【泣いた赤鬼】泣いた青鬼
「ああ、人間と友だちになりたいな……」
山の中にある洞窟で、赤鬼はため息をつきました。
ここは赤鬼の住まいです。でも、ほとんど人の立ち寄らない場所だったので、赤鬼はいつも寂しい思いをしていました。
「麓には人間の村があるんだよな……。そこに住んでいる人たちと友だちになれたら、きっと楽しいんだろうな……」
けれど、自分は鬼です。もし迂闊に人間たちの前に顔を出したら、怖がらせてしまうかもしれません。
「暗い顔だな、我が心の友、鮮血の二つ角。何か悩み事か?」
そこへやって来たのは友人の青鬼でした。赤鬼は彼に悩みを打ち明けます。
「なるほど、人間の友か……。よし、ならば任せておけ」
青鬼は自信満々に言いました。
「私が村に下り、左手に封じられし暗黒の力を解放しよう。そこにすかさず貴様が割って入るのだ。何故ならば、貴様は鮮血の調停者だからだ」
「なるほど、村で暴れているお前を俺が撃退するのか。確かに、それなら村人たちは俺を怖い鬼だとは思わなくなるだろう。だけど、それだとお前が悪者扱いされるぞ」
「構わん。所詮、血濡れた身よ」
青鬼は気にしていないようです。それならばと、二匹の鬼は早速作戦を開始しました。
「我こそは地獄の獄卒! 小さき者どもよ、我が暗黒の力の贄となるがよい!」
村へこっそりと忍び込んだ青鬼は、広場で大声を出しました。異変に気付いた村人たちが集まってきます。
「おい、あいつは鬼じゃないか」
「なんか変なことを言ってるぞ」
「鬼の言葉かねぇ……」
村人はヒソヒソと囁き合いながら、青鬼を遠巻きに見つめます。
「グッ……グハァッ……! あ、暗黒の……力よ! 我が身を……苗床として……奴らに、裁きをっ……!」
のたうち回る青鬼に、人々は眉根を寄せました。
「放っといていいのか?」
「きっと頭がおかしいんだ」
「追い出さないと厄介だぞ」
村人たちは農具を手に、青鬼に襲いかかります。抵抗する間もなく、青鬼はボコボコにされてしまいました。
実は、青鬼は口では大きなことを言っていますが、腕っ節は生まれたてのウサギにも負けるくらい弱かったのです。
そのことをすっかり忘れていた赤鬼は、友人を助けるために急いで広場へ駆けつけました。
「や、やっと……来たの、か……」
腫れ上がった顔と歯の抜けた口元で、青鬼は不遜に笑います。
「この私を……止められる……ものなら……止めて……みるが……よい。鮮血の……調停者よ……」
「何? 鮮血だと!?」
「俺らを食おうって算段か!」
「そうはさせんぞ! こいつも退治してしまえ!」
どうやら村人たちは青鬼の仲間が現われたと勘違いしたらしく、赤鬼のことを睨みつけます。そして、容赦なく襲いかかってきました。
「ちょ……やめ……ぎゃあ! 話を……へぶっ!」
赤鬼は必死に誤解を解こうとしますが、村人たちは聞く耳を持ちません。このままではやられてしまうと判断し、赤鬼は仕方なく迎え撃とうとします。

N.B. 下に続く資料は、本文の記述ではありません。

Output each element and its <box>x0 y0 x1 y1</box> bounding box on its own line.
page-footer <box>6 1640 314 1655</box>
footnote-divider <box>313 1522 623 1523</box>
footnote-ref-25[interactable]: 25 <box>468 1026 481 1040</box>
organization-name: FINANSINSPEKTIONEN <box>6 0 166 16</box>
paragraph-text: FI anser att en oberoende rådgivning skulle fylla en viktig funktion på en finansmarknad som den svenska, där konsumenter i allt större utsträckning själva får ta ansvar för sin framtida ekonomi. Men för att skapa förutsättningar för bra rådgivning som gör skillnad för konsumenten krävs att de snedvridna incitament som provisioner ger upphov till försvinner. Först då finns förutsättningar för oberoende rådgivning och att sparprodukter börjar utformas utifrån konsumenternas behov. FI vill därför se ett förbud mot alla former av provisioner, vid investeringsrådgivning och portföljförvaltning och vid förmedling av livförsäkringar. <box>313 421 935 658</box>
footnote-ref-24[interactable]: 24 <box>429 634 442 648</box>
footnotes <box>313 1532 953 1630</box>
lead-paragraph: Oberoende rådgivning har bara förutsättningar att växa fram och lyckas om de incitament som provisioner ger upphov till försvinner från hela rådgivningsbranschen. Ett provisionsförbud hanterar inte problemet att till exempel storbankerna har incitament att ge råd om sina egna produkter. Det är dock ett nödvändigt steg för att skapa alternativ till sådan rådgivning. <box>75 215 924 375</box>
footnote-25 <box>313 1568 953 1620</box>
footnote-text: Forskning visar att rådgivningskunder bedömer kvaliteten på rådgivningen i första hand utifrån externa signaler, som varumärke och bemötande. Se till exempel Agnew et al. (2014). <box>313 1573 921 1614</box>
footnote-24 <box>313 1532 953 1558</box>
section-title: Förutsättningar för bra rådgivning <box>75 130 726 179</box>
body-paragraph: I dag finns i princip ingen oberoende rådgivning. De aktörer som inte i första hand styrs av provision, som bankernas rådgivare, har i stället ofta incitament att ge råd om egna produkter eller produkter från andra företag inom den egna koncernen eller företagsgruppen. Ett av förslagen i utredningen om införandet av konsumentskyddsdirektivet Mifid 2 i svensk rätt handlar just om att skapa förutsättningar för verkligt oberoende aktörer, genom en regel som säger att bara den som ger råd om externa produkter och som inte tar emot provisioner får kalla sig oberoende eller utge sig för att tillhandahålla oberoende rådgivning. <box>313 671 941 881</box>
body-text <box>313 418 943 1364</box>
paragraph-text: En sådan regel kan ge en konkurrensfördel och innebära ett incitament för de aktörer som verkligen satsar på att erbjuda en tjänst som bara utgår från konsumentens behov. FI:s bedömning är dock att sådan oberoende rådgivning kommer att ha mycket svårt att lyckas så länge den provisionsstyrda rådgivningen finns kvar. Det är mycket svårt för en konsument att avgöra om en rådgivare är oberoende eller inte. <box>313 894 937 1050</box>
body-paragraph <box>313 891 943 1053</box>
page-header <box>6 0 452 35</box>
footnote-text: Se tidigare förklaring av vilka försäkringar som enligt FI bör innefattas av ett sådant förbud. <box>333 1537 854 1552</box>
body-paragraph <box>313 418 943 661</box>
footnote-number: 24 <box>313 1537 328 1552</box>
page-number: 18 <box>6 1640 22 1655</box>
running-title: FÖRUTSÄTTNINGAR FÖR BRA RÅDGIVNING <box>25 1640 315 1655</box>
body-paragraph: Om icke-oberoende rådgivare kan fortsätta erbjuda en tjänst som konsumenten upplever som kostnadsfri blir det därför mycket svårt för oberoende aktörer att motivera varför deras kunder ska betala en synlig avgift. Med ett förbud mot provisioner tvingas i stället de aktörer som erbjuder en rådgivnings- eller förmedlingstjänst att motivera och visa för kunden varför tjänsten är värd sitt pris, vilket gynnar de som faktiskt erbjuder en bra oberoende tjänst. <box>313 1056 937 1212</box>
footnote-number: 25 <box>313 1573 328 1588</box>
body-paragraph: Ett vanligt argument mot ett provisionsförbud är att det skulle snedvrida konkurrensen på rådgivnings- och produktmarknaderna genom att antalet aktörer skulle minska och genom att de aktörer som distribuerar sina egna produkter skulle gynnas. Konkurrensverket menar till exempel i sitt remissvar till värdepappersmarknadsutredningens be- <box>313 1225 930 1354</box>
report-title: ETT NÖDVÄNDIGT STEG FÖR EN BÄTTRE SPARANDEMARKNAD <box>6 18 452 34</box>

けれど、村人たちの強いのなんの。日頃の農作業で鍛えたクワ捌きに、赤鬼はまるで歯が立ちません。
赤鬼は応戦するのを諦め、青鬼を担いで必死に逃げました。住処の洞窟に着くまで、生きた心地もしません。
「すまぬ、我が心の友よ……」
洞窟の中で赤鬼から手当てを受けながら、青鬼はうなだれます。
「地獄の獄卒たるこの私を降すなど、あやつら、ただ者ではない。かくなる上は、禁忌中の禁忌の技を用いて対抗するしか……」
「青鬼……」
満身創痍になっても、青鬼はまだ赤鬼のために村人たちに挑もうとしていたのです。赤鬼は胸が熱くなりました。
「もういいよ、青鬼」
赤鬼は静かに首を振ります。
「新しい友だちが欲しいなんて、どうかしてた。俺にはお前っていう最高の親友がいるのに……」
赤鬼は気付いたのです。無い物ねだりなどしなくても、大切な人は近くにいたということに。
「鮮血の……二つ角……」
青鬼の目が潤んでいきます。そして、堪えきれなくなったようにワッと泣き出し、赤鬼に抱きつきました。赤鬼は、その背中を優しく撫でます。
深い友情で結ばれた二匹の鬼は、その後は決して人里に降りることはありませんでした。それでも、彼らは幸福に日々を過ごしたということです。